Изменить размер шрифта - +

– Это точно?

– Ручаюсь.

– Даже рояль?

– Хоть Эйфелева башня.

– Сразу у двоих?

– Это уже более редкий случай. Но пейзаж Меркурия не просто диковинный, это исключительный пейзаж. Так что ничего страшного и в этом факте я не нахожу. Мой окончательный вывод таков: рояль – бесспорно галлюцинация. Остальное – или галлюцинация, или мираж. Скорей последнее.

– Так что же нам теперь делать? Ведь мы и шагу теперь не сможем ступить, не рискуя получить оплеуху от какого‑нибудь призрака собственного воображения?

– Ну, против галлюцинаций есть очень простое средство.

– Какое же?

– Надавить пальцем на глаз. Реальные предметы раздвоятся. Галлюцинация – нет.

– Надавить пальцем на глаз… Совсем просто. Через шлем давить или как?

– Да‑а… Этого я не учёл. Это осложняет. Такой пустяк и…

– Я же говорил.

– Беспокоиться все равно нечего. У нас есть аретрин. Ещё не было случая, чтобы он не снимал галлюцинации. Моя ошибка, что не дал его вам перед поездкой.

– И это не первая твоя ошибка.

Полынов ничего не мог возразить. Про себя он подумал, что даже не может толком объяснить, почему он поступил так, а не иначе. Это угнетало больше всего.

– Бааде, а ты что думаешь? – спросил Шумерин.

– Я? Я не думаю, я молчу. Всякие там галлюцинации, психические кризисы относятся к той потусторонней области, в которой порядочному инженеру делать нечего. Наука лишь то, что подвластно числу и мере. А в субъективном хозяйстве нашего друга нет даже единиц измерения – каких‑нибудь там чувств ампер или волиметров…

Полынов засмеялся.

– Ладно, Генрих, я это тебе ещё припомню! Тем более что все это – устарелые представления. Но ты вот что мне скажи: мираж тоже потустороннее явление?

– Нет, почему же, мираж – чистая физика. В сущности, это объёмная передача изображения на сотни, иногда тысячи километров, когда в атмосфере образуется своеобразная оптическая система, характеризующаяся…

– Но в разреженной меркурианской атмосфере…
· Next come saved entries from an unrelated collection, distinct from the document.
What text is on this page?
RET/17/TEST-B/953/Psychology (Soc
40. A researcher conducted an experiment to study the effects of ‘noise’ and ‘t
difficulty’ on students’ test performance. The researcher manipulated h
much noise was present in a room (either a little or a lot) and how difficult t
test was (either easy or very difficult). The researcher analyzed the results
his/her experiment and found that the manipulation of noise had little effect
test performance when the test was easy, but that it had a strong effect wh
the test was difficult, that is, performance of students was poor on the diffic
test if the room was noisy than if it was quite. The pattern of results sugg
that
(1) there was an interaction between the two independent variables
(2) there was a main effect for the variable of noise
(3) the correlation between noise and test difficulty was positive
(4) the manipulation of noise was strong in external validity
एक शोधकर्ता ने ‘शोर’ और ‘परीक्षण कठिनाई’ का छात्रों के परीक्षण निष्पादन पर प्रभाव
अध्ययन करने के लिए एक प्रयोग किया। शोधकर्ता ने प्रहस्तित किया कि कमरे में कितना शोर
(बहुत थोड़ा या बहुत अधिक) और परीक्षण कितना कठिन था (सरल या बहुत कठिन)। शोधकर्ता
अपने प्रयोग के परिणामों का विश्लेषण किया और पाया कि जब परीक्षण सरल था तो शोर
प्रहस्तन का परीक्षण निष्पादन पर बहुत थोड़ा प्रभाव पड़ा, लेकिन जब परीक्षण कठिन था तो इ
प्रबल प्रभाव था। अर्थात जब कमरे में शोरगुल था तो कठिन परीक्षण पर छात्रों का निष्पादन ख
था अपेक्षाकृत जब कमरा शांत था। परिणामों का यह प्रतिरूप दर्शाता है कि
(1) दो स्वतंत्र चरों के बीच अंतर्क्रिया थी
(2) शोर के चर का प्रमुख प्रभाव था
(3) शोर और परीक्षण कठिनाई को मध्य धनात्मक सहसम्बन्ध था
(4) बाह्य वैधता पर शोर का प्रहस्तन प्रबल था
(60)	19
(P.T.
– Поведение такой оптической системы в сильно разреженном воздухе, к сожалению, малоисследованная область. Однако известно, что дальние миражи трансформируются именно через разреженные слои атмосферы. Кроме того, доказана принципиальная возможность миражей иного типа…

Полынов остановил его.

– Короче, меня интересует: над миражами – близкими, далёкими, оптическими или там ещё какими‑нибудь – властвуют число и мера?

– Конечно, я предвижу некоторые трудности, но…

– Можно отличить мираж от не миража?

– В принципе, да.

– Это я и хотел услышать. Вот план проверки. Мы вновь отправляемся на разведку. Я и Бааде. Аретрином я заранее снимаю всякую возможность галлюцинаций. Если нам и тогда встретится что‑то необычное, Бааде возьмёт свои числа и меры… И все станет ясным.

– Ясность – какое замечательное слово! – Шумерин налил себе кофе. – План действительно прост: или – или, а третьего не дано. Только…

– Что – только? – ревниво переспросил Полынов.

– Нет, ничего. Твоё мнение, Генрих?

Бааде важно кивнул.

– Как ни странно для врача, Полынов мыслит как физик.

У инженера это было высшей похвалой. Психолог поклонился.

– Тогда решено, – сказал Шумерин.

– Но прежде, – Полынов повысил голос, – ещё раз проверим своё состояние.

Оставшись наедине, Полынов оценивающе оглядел стол – стопка книг, гамма‑микроскоп, игрушечный Буратино, – схватил блокнот и с силой запустил его в угол.